How could I have left Emmylou Harris off my initial list of duets? Especially since she’s collaborated with so many different singers?
My Antonia is a song she did with Dave Matthews, from her album Red Dirt Girl. I’m not a big Dave Matthews fan, but his gritty tenor binds beautifully with Emmylou’s high alto.
Hm. I wonder what Emmylou would sound like with Eddie Vedder.
Or Emmylou and Bill Withers.
For a completely different sound, would Jello Biafra have deigned to sing with the Violent Femmes?
(Ohp, another thought: Emmylou and Sammy Llanas of the BoDeans. Sorry: Milwaukee on my mind.)
And, of course: Courtney Love and the Sex Pistols. Absolutely—if they didn’t kill each other.
Nick Drake and Hem. Could be really good, or really awful.
Beth Orton and DJ Spooky. Please please please somebody produce this cd.
Lisa Gerrard and Godspeed You! Black Emperor.
Tricky and Robbie Robertson.
Tricky and Jane Birkin.
Exene Cervenka and John Doe. Oh, wait. . . .
EmilyH suggested Rick Astley and Nirvana. Dunno ’bout that one, Em. (May I call you Em?)
Then again, it would be hard to top Miss Piggy and Peaches, the profane Canadian artist—definitely NSFW, but totally worth any nasty looks from scandalized coworkers.
Hey – Call me Em H, and people might just think that I’m Emmylou Harris! (I could do way worse than having people think I’m Emmylou Harris).

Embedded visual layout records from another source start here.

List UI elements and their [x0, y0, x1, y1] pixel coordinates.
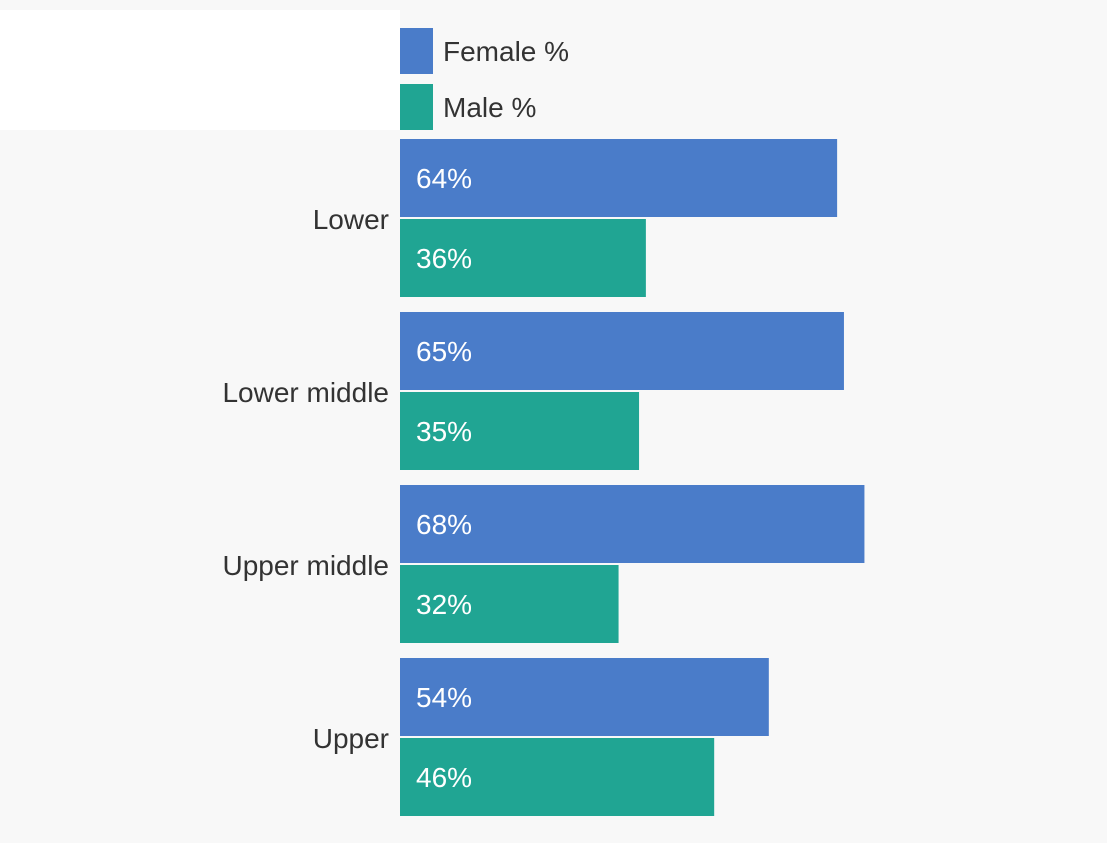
bar-lower-middle-male — [400, 392, 640, 470]
bar-lower-female — [400, 139, 838, 217]
legend-label-male: Male % — [443, 92, 536, 123]
data-label-lower-female: 64% — [416, 163, 472, 194]
legend-swatch-female — [400, 28, 433, 74]
data-label-lower-male: 36% — [416, 243, 472, 274]
bar-upper-middle-female — [400, 485, 865, 563]
bar-lower-middle-female — [400, 312, 844, 390]
bar-upper-female — [400, 658, 769, 736]
data-label-lower-middle-male: 35% — [416, 416, 472, 447]
bar-lower-male — [400, 219, 646, 297]
legend-swatch-male — [400, 84, 433, 130]
category-label-lower-middle: Lower middle — [222, 377, 389, 408]
legend-background — [0, 10, 400, 130]
legend-label-female: Female % — [443, 36, 569, 67]
category-label-upper: Upper — [313, 723, 389, 754]
data-label-upper-male: 46% — [416, 762, 472, 793]
data-label-upper-female: 54% — [416, 682, 472, 713]
data-label-upper-middle-female: 68% — [416, 509, 472, 540]
bar-upper-male — [400, 738, 715, 816]
data-label-upper-middle-male: 32% — [416, 589, 472, 620]
data-label-lower-middle-female: 65% — [416, 336, 472, 367]
category-label-upper-middle: Upper middle — [222, 550, 389, 581]
category-label-lower: Lower — [313, 204, 389, 235]
bar-upper-middle-male — [400, 565, 619, 643]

The sad truth is that the Nirvana/Rick Astley thing was really just a reference to a mash-up that I had already seen, rather than an actionable duet suggestion — I think I’m not quite creative enough to come up with an actual duet suggestion on my own! Which is, I think, another way of saying that the only way I’ll ever have people mistake me for Emmylou Harris is if you start calling me Em H.